Who is the Pelvic Health and Rehabilitation Team?
The Pelvic Health and Rehabilitation Center was founded by Elizabeth Akincilar and Stephanie Prendergast in 2006, they have been treating people with pelvic floor disorders since 2001. They were trained and mentored by a medical doctor and quickly became experts in treating pelvic floor disorders. They began creating courses and sharing their knowledge around the world. They expanded to 11 locations in the United States and developed a residency style training program for their employees with ongoing weekly mentoring. The physical therapists who work at PHRC have undergone more training than the majority of pelvic floor physical therapists and as a result offer efficient and high quality care.

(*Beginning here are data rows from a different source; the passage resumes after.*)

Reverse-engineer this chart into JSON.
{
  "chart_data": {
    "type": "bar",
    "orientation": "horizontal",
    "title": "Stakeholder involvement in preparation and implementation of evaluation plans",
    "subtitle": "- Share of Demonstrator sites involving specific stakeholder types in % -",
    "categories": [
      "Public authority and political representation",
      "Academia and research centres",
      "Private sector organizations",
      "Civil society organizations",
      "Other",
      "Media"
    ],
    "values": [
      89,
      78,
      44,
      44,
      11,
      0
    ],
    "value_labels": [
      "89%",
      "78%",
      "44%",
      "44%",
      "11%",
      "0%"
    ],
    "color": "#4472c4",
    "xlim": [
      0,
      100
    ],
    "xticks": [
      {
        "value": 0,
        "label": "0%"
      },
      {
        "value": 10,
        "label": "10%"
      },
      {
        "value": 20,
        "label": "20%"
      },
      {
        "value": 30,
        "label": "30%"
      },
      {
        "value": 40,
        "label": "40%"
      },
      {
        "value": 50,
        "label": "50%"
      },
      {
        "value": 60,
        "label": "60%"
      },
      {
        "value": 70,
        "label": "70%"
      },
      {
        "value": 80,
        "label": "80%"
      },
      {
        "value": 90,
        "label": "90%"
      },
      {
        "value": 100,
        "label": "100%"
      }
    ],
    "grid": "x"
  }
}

How many years of experience do we have?
Stephanie and Liz have 24 years of experience and help each and every team member become an expert in the field through their training and mentoring program.
Why PHRC versus anyone else?
PHRC is unique because of the specific focus on pelvic floor disorders and the leadership at our company. We are constantly lecturing, teaching, and staying ahead of the curve with our connections to medical experts and emerging experts. As a result, we are able to efficiently and effectively help our patients restore their pelvic health.
Do we treat men for pelvic floor therapy?
The Pelvic Health and Rehabilitation Center is unique in that the Cofounders have always treated people of all genders and therefore have trained the team members and staff the same way. Many pelvic floor physical therapists focus solely on people with vulvas, this is not the case here.
Do I need pelvic floor therapy forever?
The majority of people with pelvic floor dysfunction will undergo pelvic floor physical therapy for a set amount of time based on their goals. Every 6 -8 weeks goals will be re-established based on the physical improvements and remaining physical impairments. Most patients will achieve their goals in 3 – 6 months. If there are complicating medical or untreated comorbidities some patients will be in therapy longer.